Looking back to look forward
I’m quite pleased with how this all came together. That being said, it’s a rare project that I come out of without a laundry list of things that I’d like to enhance/rework/update. Some of those items from this project include:
- Tighter IAM permissions - I use dedicated service roles for each component of this solution, but the permissions could be stricter. There are several AWS managed policies employed, which I don’t trust implicitly. There’s good blast radius control on the account hosting this though, and the permissions are by no means egregious.
- Better logging - The Lambda pipes logs to CloudWatch which is great for reviews, but I don’t have a pattern for surfacing job success/failures to the team in a way that doesn’t cause alert overload.

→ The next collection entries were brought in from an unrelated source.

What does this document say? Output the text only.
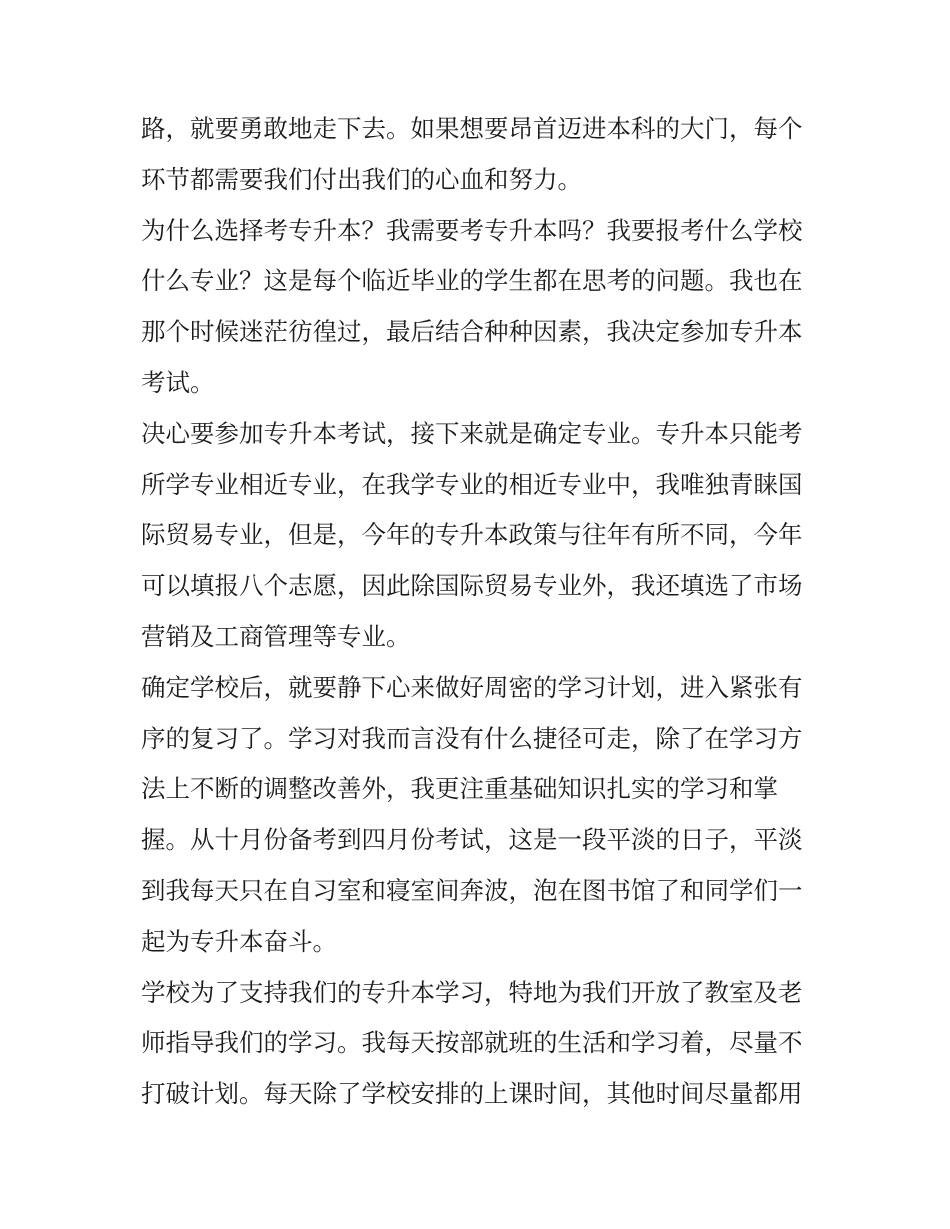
路，就要勇敢地走下去。如果想要昂首迈进本科的大门，每个
环节都需要我们付出我们的心血和努力。
为什么选择考专升本？我需要考专升本吗？我要报考什么学校
什么专业？这是每个临近毕业的学生都在思考的问题。我也在
那个时候迷茫彷徨过，最后结合种种因素，我决定参加专升本
考试。
决心要参加专升本考试，接下来就是确定专业。专升本只能考
所学专业相近专业，在我学专业的相近专业中，我唯独青睐国
际贸易专业，但是，今年的专升本政策与往年有所不同，今年
可以填报八个志愿，因此除国际贸易专业外，我还填选了市场
营销及工商管理等专业。
确定学校后，就要静下心来做好周密的学习计划，进入紧张有
序的复习了。学习对我而言没有什么捷径可走，除了在学习方
法上不断的调整改善外，我更注重基础知识扎实的学习和掌
握。从十月份备考到四月份考试，这是一段平淡的日子，平淡
到我每天只在自习室和寝室间奔波，泡在图书馆了和同学们一
起为专升本奋斗。
学校为了支持我们的专升本学习，特地为我们开放了教室及老
师指导我们的学习。我每天按部就班的生活和学习着，尽量不
打破计划。每天除了学校安排的上课时间，其他时间尽量都用
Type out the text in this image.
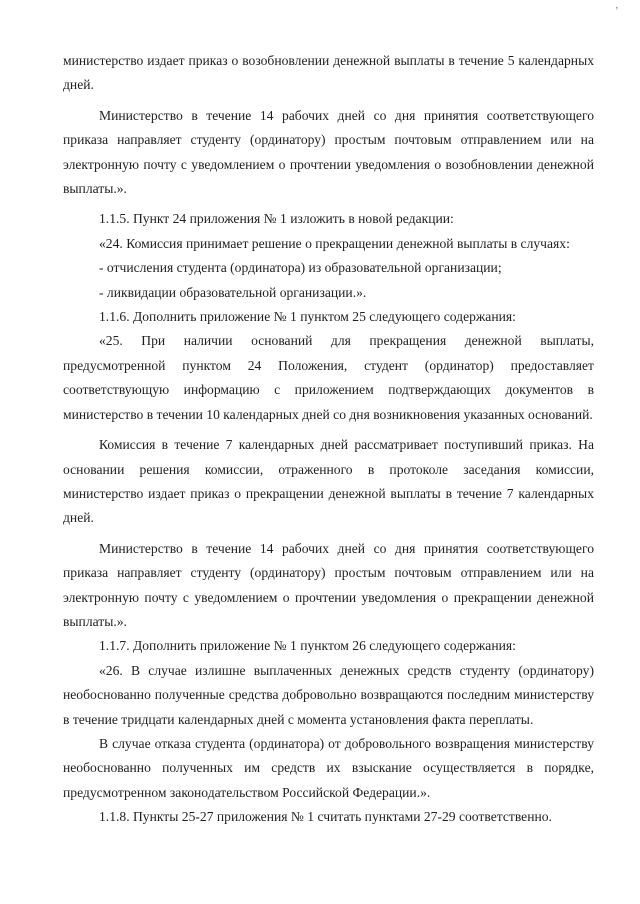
,

министерство издает приказ о возобновлении денежной выплаты в течение 5 календарных дней.

Министерство в течение 14 рабочих дней со дня принятия соответствующего приказа направляет студенту (ординатору) простым почтовым отправлением или на электронную почту с уведомлением о прочтении уведомления о возобновлении денежной выплаты.».

1.1.5. Пункт 24 приложения № 1 изложить в новой редакции:

«24. Комиссия принимает решение о прекращении денежной выплаты в случаях:

- отчисления студента (ординатора) из образовательной организации;

- ликвидации образовательной организации.».

1.1.6. Дополнить приложение № 1 пунктом 25 следующего содержания:

«25. При наличии оснований для прекращения денежной выплаты, предусмотренной пунктом 24 Положения, студент (ординатор) предоставляет соответствующую информацию с приложением подтверждающих документов в министерство в течении 10 календарных дней со дня возникновения указанных оснований.

Комиссия в течение 7 календарных дней рассматривает поступивший приказ. На основании решения комиссии, отраженного в протоколе заседания комиссии, министерство издает приказ о прекращении денежной выплаты в течение 7 календарных дней.

Министерство в течение 14 рабочих дней со дня принятия соответствующего приказа направляет студенту (ординатору) простым почтовым отправлением или на электронную почту с уведомлением о прочтении уведомления о прекращении денежной выплаты.».

1.1.7. Дополнить приложение № 1 пунктом 26 следующего содержания:

«26. В случае излишне выплаченных денежных средств студенту (ординатору) необоснованно полученные средства добровольно возвращаются последним министерству в течение тридцати календарных дней с момента установления факта переплаты.

В случае отказа студента (ординатора) от добровольного возвращения министерству необоснованно полученных им средств их взыскание осуществляется в порядке, предусмотренном законодательством Российской Федерации.».

1.1.8. Пункты 25-27 приложения № 1 считать пунктами 27-29 соответственно.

- Expiring data entries - Some of the
departmentkeys may drop out of the data set. As the Lambda does a blind load of all keys from the current source file, without checking for missing data, it’s possible for data to be orphaned and stale data to continue to be served. Item expirations may be a solution here.
- More efficient data uploads - The Lambda does a single
PutItemcall per key. This takes several minutes to run a full load. A batched put would probably be faster.
- DynamoDB performance - I’m using a statically provisioned number of read and write capacity units. Switching to a more elastic model may be justified from both a performance and cost basis if this goes forward as something more customer-facing.